Rozpoczęło się sprzątanie po powodzi, która w nocy z czwartku na piątek nawiedziła południowo-wschodnią Hiszpanię. W jej wyniku zginęło co najmniej dziesięć osób, a jedna jest zaginiona. Do domów wracają ewakuowani mieszkańcy najbardziej poszkodowanych rejonów Malagi i Almerii oraz Murcji.
W niedzielę zaczęli wracać do domów mieszkańcy hiszpańskiej Andaluzji, których ewakuowano po tym, jak ulewne opady wywołały powódź w tym regionie w nocy z czwartku na piątek.

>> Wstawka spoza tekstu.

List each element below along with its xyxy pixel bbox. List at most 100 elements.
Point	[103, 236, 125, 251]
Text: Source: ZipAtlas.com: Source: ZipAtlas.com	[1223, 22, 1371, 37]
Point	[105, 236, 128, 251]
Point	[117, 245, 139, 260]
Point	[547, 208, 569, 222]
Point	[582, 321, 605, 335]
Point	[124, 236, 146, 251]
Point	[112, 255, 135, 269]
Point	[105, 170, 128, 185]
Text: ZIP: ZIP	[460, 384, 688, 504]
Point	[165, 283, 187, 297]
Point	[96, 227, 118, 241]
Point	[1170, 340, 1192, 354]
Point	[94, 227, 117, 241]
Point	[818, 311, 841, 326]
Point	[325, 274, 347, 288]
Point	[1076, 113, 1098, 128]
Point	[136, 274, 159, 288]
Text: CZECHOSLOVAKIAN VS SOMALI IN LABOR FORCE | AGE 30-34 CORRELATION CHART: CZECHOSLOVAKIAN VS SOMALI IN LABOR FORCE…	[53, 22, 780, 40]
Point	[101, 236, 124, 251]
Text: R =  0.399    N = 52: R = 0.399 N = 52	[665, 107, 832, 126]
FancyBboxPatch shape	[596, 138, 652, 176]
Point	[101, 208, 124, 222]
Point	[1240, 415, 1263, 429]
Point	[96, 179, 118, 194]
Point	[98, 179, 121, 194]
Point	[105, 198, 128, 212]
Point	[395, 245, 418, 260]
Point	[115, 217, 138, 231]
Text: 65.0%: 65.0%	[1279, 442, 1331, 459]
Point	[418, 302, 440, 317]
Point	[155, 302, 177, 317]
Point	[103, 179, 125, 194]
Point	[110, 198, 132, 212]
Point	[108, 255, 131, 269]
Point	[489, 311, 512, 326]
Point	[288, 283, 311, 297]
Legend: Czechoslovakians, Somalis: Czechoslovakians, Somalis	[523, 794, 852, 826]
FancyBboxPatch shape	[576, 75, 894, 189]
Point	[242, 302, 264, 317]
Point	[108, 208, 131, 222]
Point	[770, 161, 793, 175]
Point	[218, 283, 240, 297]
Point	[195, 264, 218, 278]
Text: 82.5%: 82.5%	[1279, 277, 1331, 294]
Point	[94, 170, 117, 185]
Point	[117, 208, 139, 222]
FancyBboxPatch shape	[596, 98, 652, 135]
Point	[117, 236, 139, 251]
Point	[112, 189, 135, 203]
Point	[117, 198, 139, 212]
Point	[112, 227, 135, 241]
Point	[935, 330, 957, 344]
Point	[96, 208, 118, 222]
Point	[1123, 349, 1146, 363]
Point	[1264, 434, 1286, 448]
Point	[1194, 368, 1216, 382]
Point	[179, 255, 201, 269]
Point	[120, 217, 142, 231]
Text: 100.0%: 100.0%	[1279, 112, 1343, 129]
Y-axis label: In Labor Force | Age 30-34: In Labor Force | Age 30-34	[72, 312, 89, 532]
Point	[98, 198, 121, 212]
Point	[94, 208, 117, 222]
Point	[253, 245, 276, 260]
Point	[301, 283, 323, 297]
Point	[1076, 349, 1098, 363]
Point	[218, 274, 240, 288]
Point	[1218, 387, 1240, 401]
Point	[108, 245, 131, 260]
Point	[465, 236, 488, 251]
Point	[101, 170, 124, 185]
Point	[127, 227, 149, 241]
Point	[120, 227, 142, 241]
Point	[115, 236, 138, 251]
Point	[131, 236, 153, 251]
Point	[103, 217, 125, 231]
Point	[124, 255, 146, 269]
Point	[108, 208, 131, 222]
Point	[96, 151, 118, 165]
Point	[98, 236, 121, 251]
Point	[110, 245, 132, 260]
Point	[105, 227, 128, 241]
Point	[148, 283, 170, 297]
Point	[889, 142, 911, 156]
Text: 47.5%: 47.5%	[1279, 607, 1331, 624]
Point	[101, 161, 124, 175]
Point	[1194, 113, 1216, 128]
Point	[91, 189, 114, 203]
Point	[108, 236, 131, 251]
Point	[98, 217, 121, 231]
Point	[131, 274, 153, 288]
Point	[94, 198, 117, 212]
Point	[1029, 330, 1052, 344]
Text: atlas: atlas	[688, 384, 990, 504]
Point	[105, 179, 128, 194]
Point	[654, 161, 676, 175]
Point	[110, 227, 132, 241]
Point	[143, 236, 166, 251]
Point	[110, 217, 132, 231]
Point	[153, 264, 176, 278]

Najbardziej ucierpiały Malaga i Almeria oraz Murcja. Z ich terenów ewakuowano co najmniej 600 osób. Powódź spowodowała poważne zniszczenia infrastruktury i budynków. Zamknięto dziesiątki zalanych dróg, a dwa wiadukty autostrad uległy zawaleniu.
Co najmniej 10 ofiar
Zginęło co najmniej 10 osób, w tym 10-letnia dziewczynka. Służby ratownicze z Murcji nadal szukają Niemki, której zaginięcie stwierdzono jeszcze w czwartek. W całej Andaluzji poszkodowanych zostało w sumie ok. 8 tys. osób.
Wiatr zepchnął statki
Strefa deszczu przesuwa się na północny wschód i zmierza w kierunku Balearów i Barcelony. W weekend przeszła nad Walencją, gdzie sztormowy wiatr zepchnął dwa duże statki na płyciznę przy plaży.
Ulewne deszcze nawiedziły w minionym tygodniu Hiszpanię po kilku miesiącach suszy i wysokich temperatur, które latem powodowały liczne wybuchy pożarów lasów.